The film’s prevailing thesis — and Cassie’s assumption — that all men are potential rapists is soon complicated by her romantic involvement with Chris (baby-faced Bo Burnham), a member of Cassie and Nina’s cohort now working as a pediatric surgeon. Although Mulligan and Burnham are undoubtedly charming together, the romantic subplot inevitably detracts from the main story line. It brings Cassie’s quest for vengeance to a complete halt in the second act. This romantic detour provides some enjoyable character moments (including an impromptu sing-along to Paris Hilton’s “The Stars Are Blind” in a drugstore), yet I couldn’t help but wonder why depicting their relationship took precedence over the one between Cassie and Nina, whose only onscreen appearance is in a photograph of her and Cassie as teenagers.

We know Nina’s name and her tragedy, but otherwise we know practically nothing about her outside her significance to Cassie. Ironically, Nina’s as faceless to us, the viewers, as she is to her rapists and the school administration that turned a blind eye. More so than Cassie, Nina is arguably the “promising young woman” of the title. And that makes her material absence from a film in which her rape is the inciting action all the more glaring. That’s a serious problem.

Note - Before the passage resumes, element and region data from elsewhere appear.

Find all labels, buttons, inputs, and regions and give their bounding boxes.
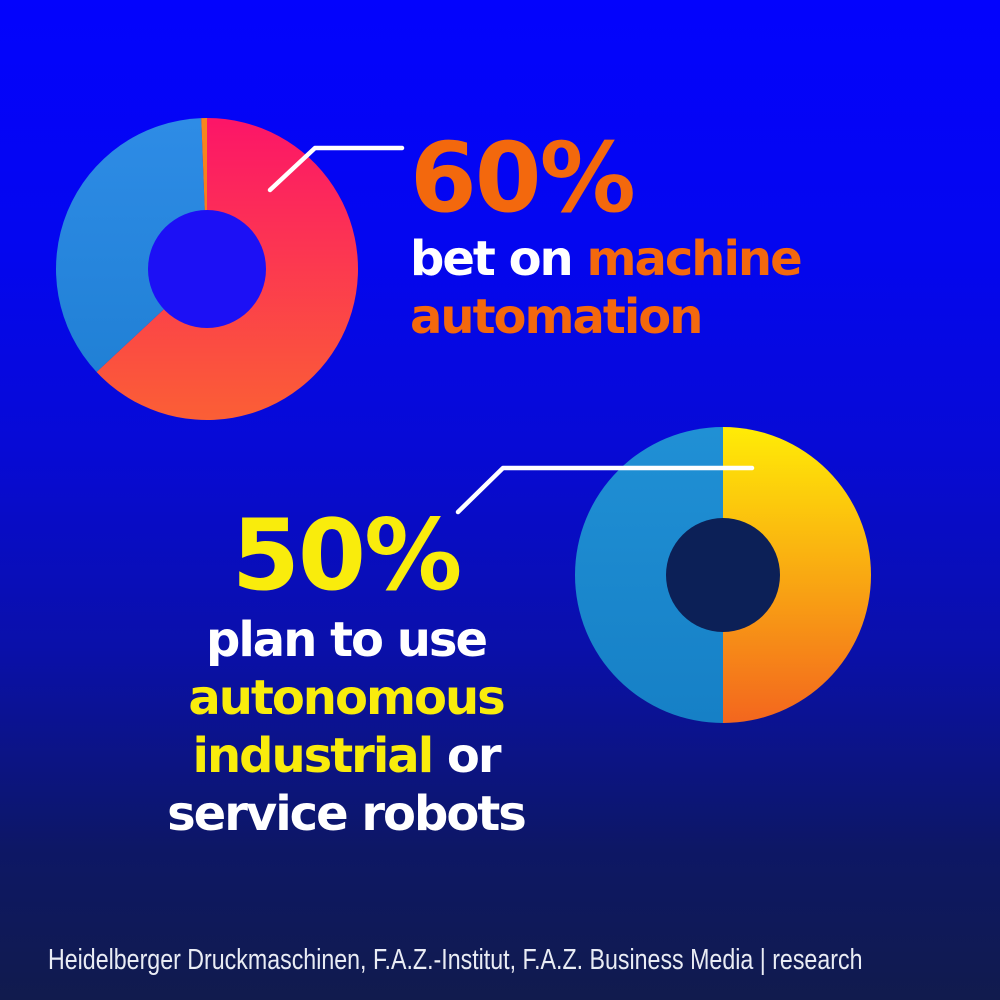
stat-60-description: bet on machine automation — [410, 230, 803, 346]
stat-50-desc-line1: plan to use — [205, 612, 488, 668]
source-attribution: Heidelberger Druckmaschinen, F.A.Z.-Inst… — [48, 944, 863, 976]
stat-60-desc-part-orange: machine — [586, 231, 802, 287]
stat-50-block: 50% plan to use autonomous industrial or se… — [46, 507, 646, 843]
donut-50-hole — [666, 518, 780, 632]
stat-60-desc-part-white: bet on — [410, 231, 587, 287]
donut-50-segment-rest — [575, 427, 723, 723]
stat-50-desc-line2: autonomous — [188, 670, 505, 726]
stat-60-block: 60% bet on machine automation — [410, 122, 803, 346]
donut-50-segment-value — [723, 427, 871, 723]
donut-50-callout-line — [455, 465, 755, 515]
stat-50-desc-line3-white: or — [432, 728, 502, 784]
stat-50-desc-line3-yellow: industrial — [192, 728, 435, 784]
stat-50-desc-line4: service robots — [167, 786, 527, 842]
stat-50-description: plan to use autonomous industrial or servic… — [46, 611, 646, 843]
donut-60-hole — [148, 210, 266, 328]
donut-60-segment-rest — [56, 118, 208, 372]
stat-60-desc-line2: automation — [410, 289, 703, 345]
stat-50-value: 50% — [231, 499, 463, 613]
donut-60-callout-line — [267, 145, 405, 193]
stat-60-value: 60% — [410, 122, 636, 234]
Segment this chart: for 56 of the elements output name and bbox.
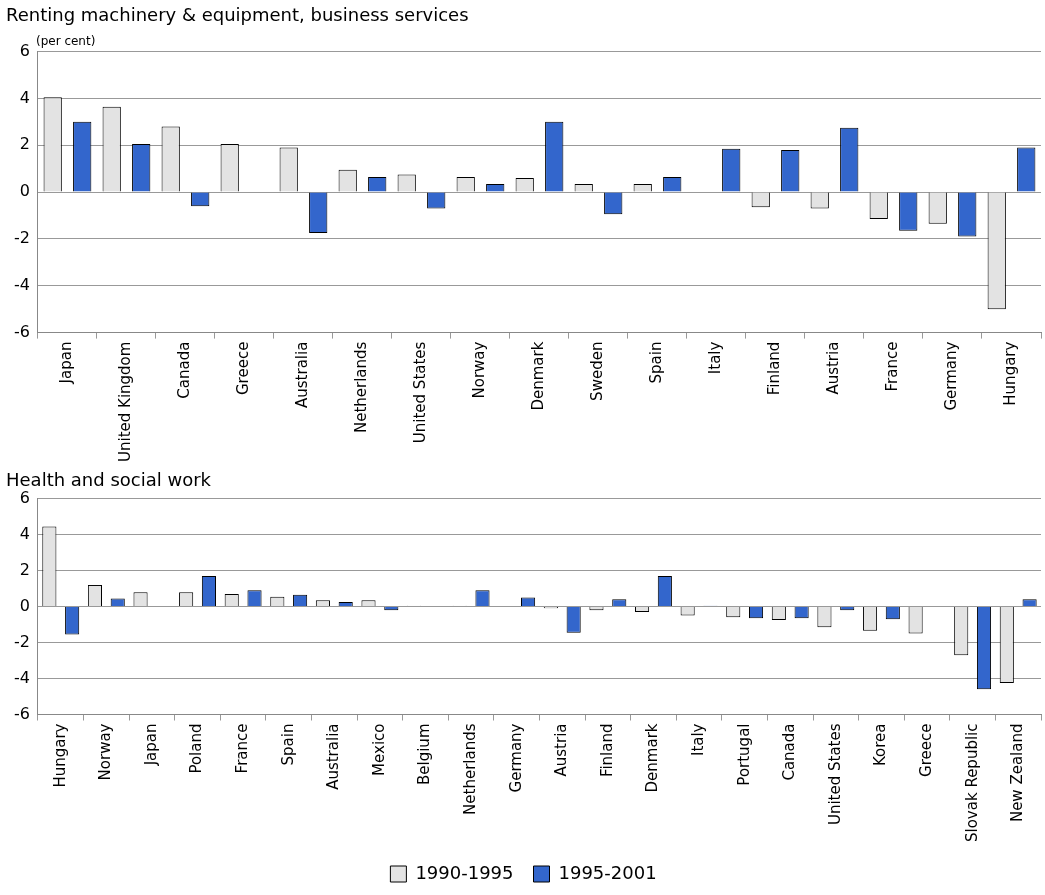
- x-tick-label: Sweden: [588, 341, 607, 401]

In this context, the climax may leave some with a bad taste in their mouth. It’s unexpected enough to be subversive, but it’s neither as clever nor as affecting as Fennell wants it to be. Overall, Promising Young Woman is a well-made film with a strong lead performance and some finely executed tension along the way, but it hardly lives up to the advance buzz.


Nicole Veneto graduated from Brandeis University with an MA in Women’s, Gender, and Sexuality Studies, concentrating on feminist media studies. Her writing has been featured in MAI Feminism & Visual Culture, Film Matters Magazine, and Boston University’s Hoochie Reader.